Baking is the first form of magic I ever discovered. To this day, when I drive by an Entenmann’s® or other baking facility, the smells transport me 1000 miles away and 40 or more years into the past.
Baking itself is very interesting, with nuances about the ingredients, the treatment of products as they are being prepared, and the mechanisms used in a craft bakery. In this column I will describe some of these, in a way that does not distract from the main flow of the book
The differences between the smells of a good craft bread, a sweet dough, and a commercial bakery sandwich bread are as clear and distinctive as the differences between professional football, baseball, and hop scotch.
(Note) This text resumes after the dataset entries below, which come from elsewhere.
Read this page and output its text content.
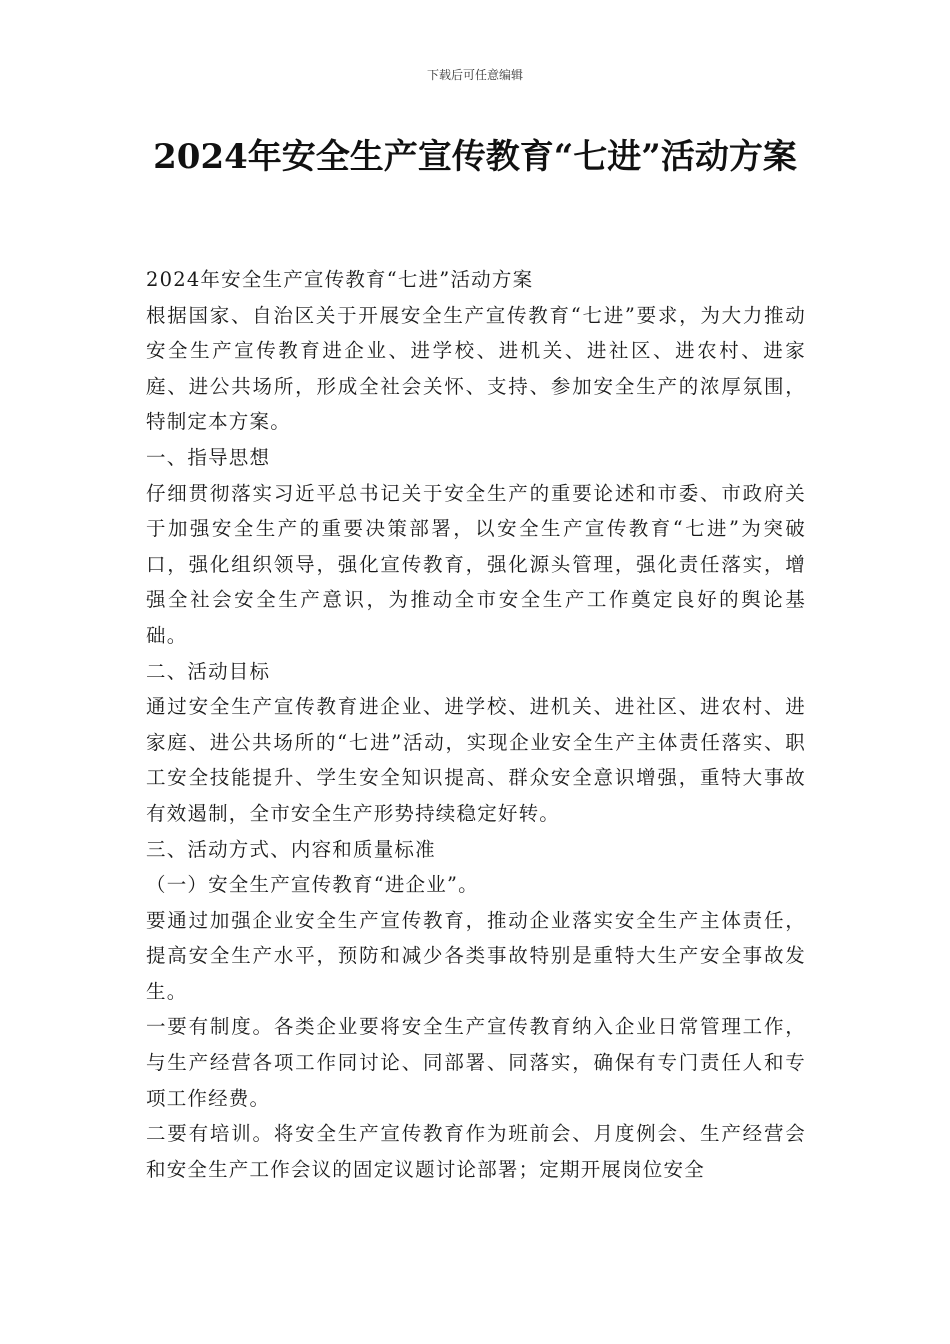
下载后可任意编辑
2024年安全生产宣传教育“七进”活动方案

2024年安全生产宣传教育“七进”活动方案

根据国家、自治区关于开展安全生产宣传教育“七进”要求，为大力推动安全生产宣传教育进企业、进学校、进机关、进社区、进农村、进家庭、进公共场所，形成全社会关怀、支持、参加安全生产的浓厚氛围，特制定本方案。

一、指导思想

仔细贯彻落实习近平总书记关于安全生产的重要论述和市委、市政府关于加强安全生产的重要决策部署，以安全生产宣传教育“七进”为突破口，强化组织领导，强化宣传教育，强化源头管理，强化责任落实，增强全社会安全生产意识，为推动全市安全生产工作奠定良好的舆论基础。

二、活动目标

通过安全生产宣传教育进企业、进学校、进机关、进社区、进农村、进家庭、进公共场所的“七进”活动，实现企业安全生产主体责任落实、职工安全技能提升、学生安全知识提高、群众安全意识增强，重特大事故有效遏制，全市安全生产形势持续稳定好转。

三、活动方式、内容和质量标准

（一）安全生产宣传教育“进企业”。

要通过加强企业安全生产宣传教育，推动企业落实安全生产主体责任，提高安全生产水平，预防和减少各类事故特别是重特大生产安全事故发生。

一要有制度。各类企业要将安全生产宣传教育纳入企业日常管理工作，与生产经营各项工作同讨论、同部署、同落实，确保有专门责任人和专项工作经费。

二要有培训。将安全生产宣传教育作为班前会、月度例会、生产经营会和安全生产工作会议的固定议题讨论部署；定期开展岗位安全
The bakery formed the backdrop of my growing up, a life and a lifestyle that is more and more rare in today’s America. The bakery represented one of a thousand different kinds of small, sole-proprietor or small corporation businesses that were the backbone of our way of life; the character of a city or town made up of the distinctive shops and foods it offered.
And wafting from the bakery is the foundation of that character.
In our homes, there is usually one type of flour: All-purpose.
In a home engaged in bread-baking, there may be a “Better for Bread” flour.
If you are in-the-know, you may even know that the “Better for Bread” flour is high in gluten, the cohesive protein that binds flour together and makes for good cellular structure in a bread.
But unless you have been in the grain or baking business, you may not be aware of the wide variety of flours used in craft bread baking. And I’ll bet the farmers of the wheat we use for baking have a different take on this altogether.
Family owned and operated for over 50 years.
I live in Denver, now, and though the bakery has been closed for over 35 years, I still receive compliments on both the products of the bakery, and the gratitude to the family.
Growing up, people always tried to explain how important an institution our family business was, and the legendary generosity of the Schwartz family. Invoking the hard years of the depression, the refrain was always the same,
“More bread left by the back door than ever went out the front,”
they’d tell me, and repeating the memory inwardly, a second time
“More bread left by the back door than ever went out the front.”
There are six types of wheat: hard red winter wheat, hard red spring wheat, soft red winter wheat, hard white wheat, and durum wheat.
They each differ by protein and gluten content. The hard wheats have higher amounts of protein; the softer wheats a lower amount. Soft wheats are associated with the South--cakes and biscuits and pie crusts are best made from soft wheats; hard wheats are associated with the Midwest--breads and rolls. Durum is associated with pasta.
When I used to ask about getting Schwartz Bakery recipes with my Dad, he would always explain to me that it was so simple: 2 bags of flour, a bucket of water, a pound of yeast, mix it up and there you go!
While this was funny, when I did get a copy of the bakery recipes, it is also very true. There are measures and amounts that simply do not match what we small-quantity bakers do in the kitchen.
Significant energy goes into finding the right amounts that match bakery quantities!